I call the companies two days before my charter guests have to return to St. Thomas. I check all their departure times and then plan where my last night’s anchorage will be. I then call the day before departure to check again, and then again the morning of departure — allowing buffer time so that if for some reason a ferry is not leaving from Road Town or West End there is time to get my clients on a taxi to wherever the ferry is allegedly leaving. It is embarrassing to do this, as it becomes apparent to my guests how poorly the VI treats its tourists.
Last Thursday, I was heading from Peter Island to Jost Van Dyke to spend the final night of charter there before scooting across to West End early for my clients to catch the Friday 10 a.m. ferry out. However, on heading down the channel, I passed the Tortola Fast Ferry heading to Road Town. My guests said, “That’s the fast ferry, but it’s not going very fast.” And I replied, “No, that is the other fast ferry: the one that doesn’t go as fast as the fast ferry you came over on. And today it’s not going fast at all, as it appears to be having engine trouble — hence, the black smoke billowing from its port engine, which we are currently choking on.” With a sickening feeling in my stomach, I also had to tell them that it was the ferry they were to take in the morning from West End.
So I made another phone call and learned that on Friday Native Son would run at all; that Smith’s 7:15 a.m. ferry from West End would not be going; and that a 10 a.m. ferry was also unlikely. Smith’s informed me that its ferries were running on schedule. However, they had not run on schedule on Thursday due to an engine problem (I knew this). In an extraordinary statement from the Smith’s agent, I was sort of assured (not much comfort) that it’s perfectly normal for the ferries to have time out — and perfectly okay to not be able to assure me of what ferry my clients may now use to get out of the VI.
Also, the agent suggested that even though they run on schedule, they maybe don’t have to run on schedule all the time and that is perfectly normal! (I am still trying to digest this piece of information).
In the end, we arose early at JVD and I motored from there back through West End and up the channel to Road Town, having been assured that the Road Town Fast Ferry would leave at 10 a.m. There was no lovely quiet breakfast in the cockpit, no final dip in the sea, no time to simply relax and take in the beauty of our anchorage on their last day.
Flying to Beef Island
So where does this put clients? First of all, I have always encouraged them to fly through Puerto Rico and onto Beef Island.
Unfortunately, charter yacht brokers have never done that, so if it’s a broker-booked charter the clients are taking travel advice from their booking agents. I encourage my clients to fly here private with Island Birds or Fly BVI — or to use Cape Air scheduled flights. However, the cost from Puerto Rico to here always seems prohibitive on paper, and then there is a big departure tax out of the Beef Island airport, which is always a bit of a shock for a family.

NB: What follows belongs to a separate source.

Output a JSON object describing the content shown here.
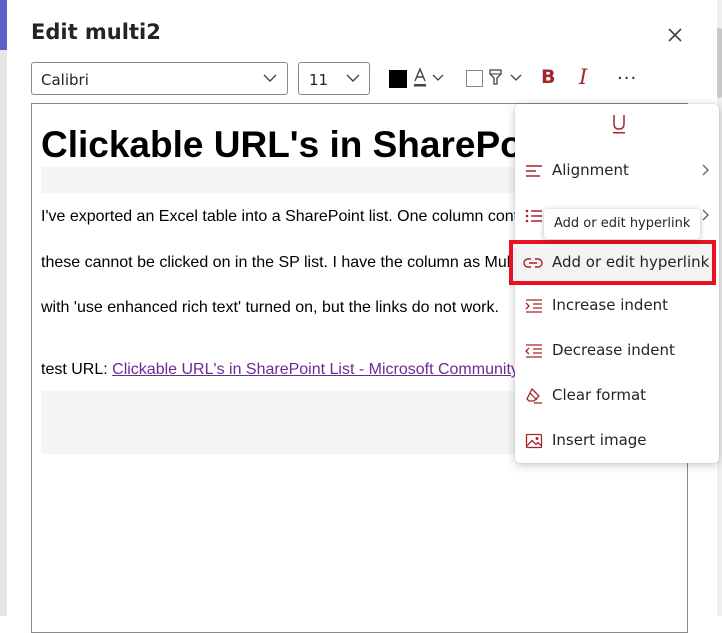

However, when you work it out, time lost is valuable vacation time coming in through St. Thomas — taxis, ferry fares, and so on. In the end, if you add that up and factor in travel time saved, the advantage of travelling through Puerto Rico far outweighs a slightly higher expense.
If there were a reliable, safe ferry service from St. Thomas until about 9 p.m. each day, then the option of coming through St. Thomas would again be convenient. It would also mean that clients could get here to spend their full vacation time in the VI and not overnight in St. Thomas. Now, unfortunately, many people are limiting their stay in the VI to six days, not seven, because of the inconvenience and unreliability of getting here. For just one couple chartering a boat, this can amount to a loss of a minimum of $1,200 (for food and the cost of the boat) going into the VI economy. If they are in a five-star hotel or a big crewed charter catamaran, that amount could be as high as $5,000.
So to our government: Do your homework, keep the BVI Tourist Board members on island patching up the bad name you are giving to tourism here, and work to keep the repeat tourists coming back year after year. Keep them happy first. We cannot afford to lose these tourists due to the failing ferry service promoted by our government.